『虹玉』
綺琉の手からは八つの色で出来た玉が出てきた。
綺琉はその虹玉をジッと見つめた。
『綺麗……。』
「虹玉を出せたなら他の魔法も簡単に出来るだろう。」
「まだ、俺魔法で越せてない…。まだ虹玉出せないのに…。」
私、兄さま越せてるの?!
やったぁ。
というか、他の魔法も使えるなら出来る魔法をもっと試したいな。
「恐らく、魔法の呪文の記憶は失われてないんだろう。やろうとした魔法は呪文が浮かんでくるはずだ。
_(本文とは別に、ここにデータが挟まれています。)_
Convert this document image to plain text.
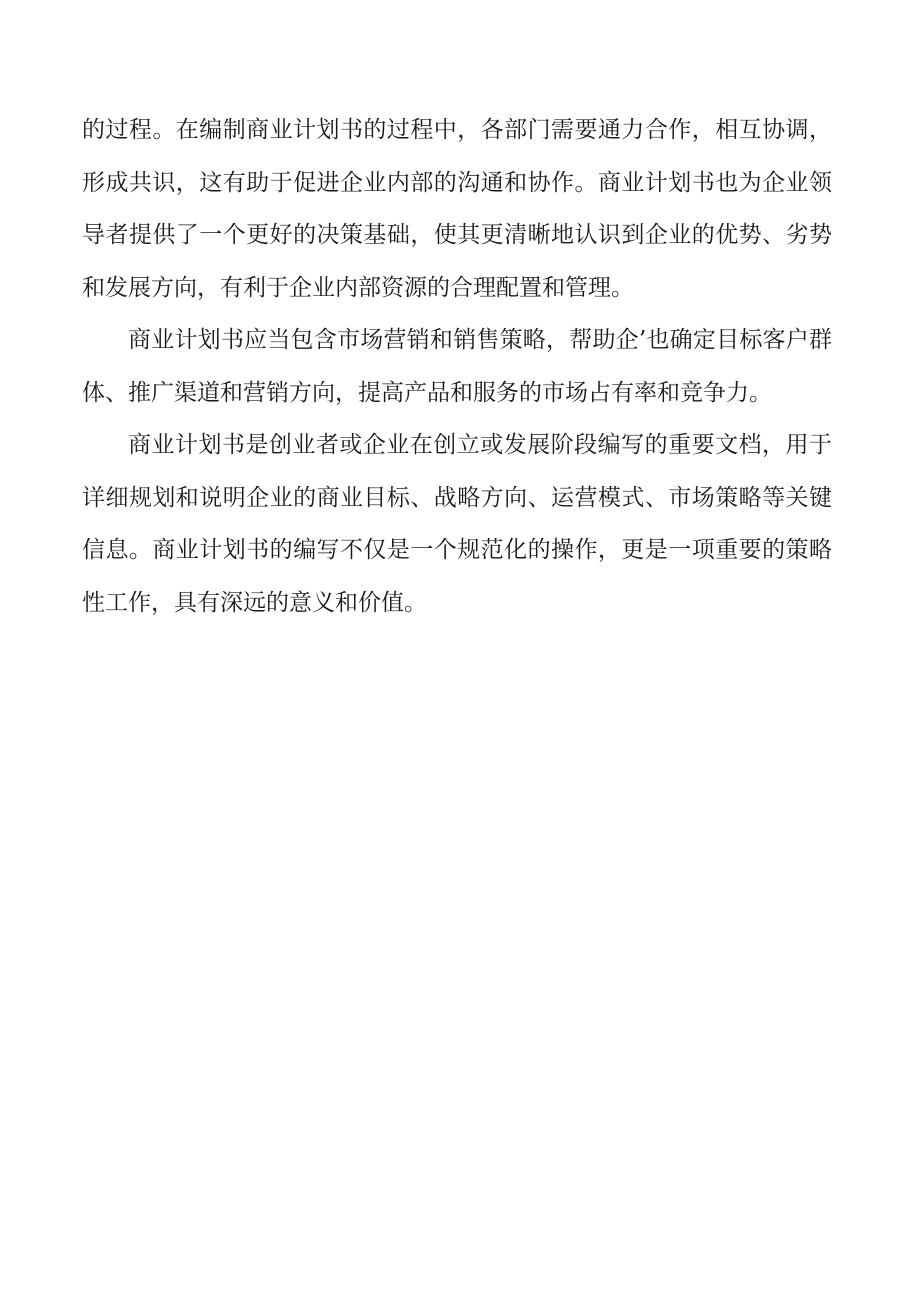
的过程。在编制商业计划书的过程中，各部门需要通力合作，相互协调，形成共识，这有助于促进企业内部的沟通和协作。商业计划书也为企业领导者提供了一个更好的决策基础，使其更清晰地认识到企业的优势、劣势和发展方向，有利于企业内部资源的合理配置和管理。

商业计划书应当包含市场营销和销售策略，帮助企’也确定目标客户群体、推广渠道和营销方向，提高产品和服务的市场占有率和竞争力。

商业计划书是创业者或企业在创立或发展阶段编写的重要文档，用于详细规划和说明企业的商业目标、战略方向、运营模式、市场策略等关键信息。商业计划书的编写不仅是一个规范化的操作，更是一项重要的策略性工作，具有深远的意义和价值。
」
確かに……。
さっき、呪文が浮かんできた。
考えたつもりが無かったのに。
「次は魔装備やってみたらどうかな?」
「そうだな。
我に与えし力の原形よ。我が身に纏え」
ライの服装が変わった。
洋式なこの世界には不似合いな黒の着物だ。
けど、鬼の角に着物はライに凄く似合っている。
ふと、兄さまをみてみると兄さまも服装が変わっていた。
紳士っぽく、白いスーツだ。こちらもよく似合っている。
「綺琉もやってみろ。」
私はコクンと頷き、呪文を唱える。
「我に与えし力の原形よ。我が身に纏え。」
私は、黒のパーカーにマフラーに黒のダメージジーンズという様な服装になった。
いわゆる
ーーーーーーー男装みたいなもの。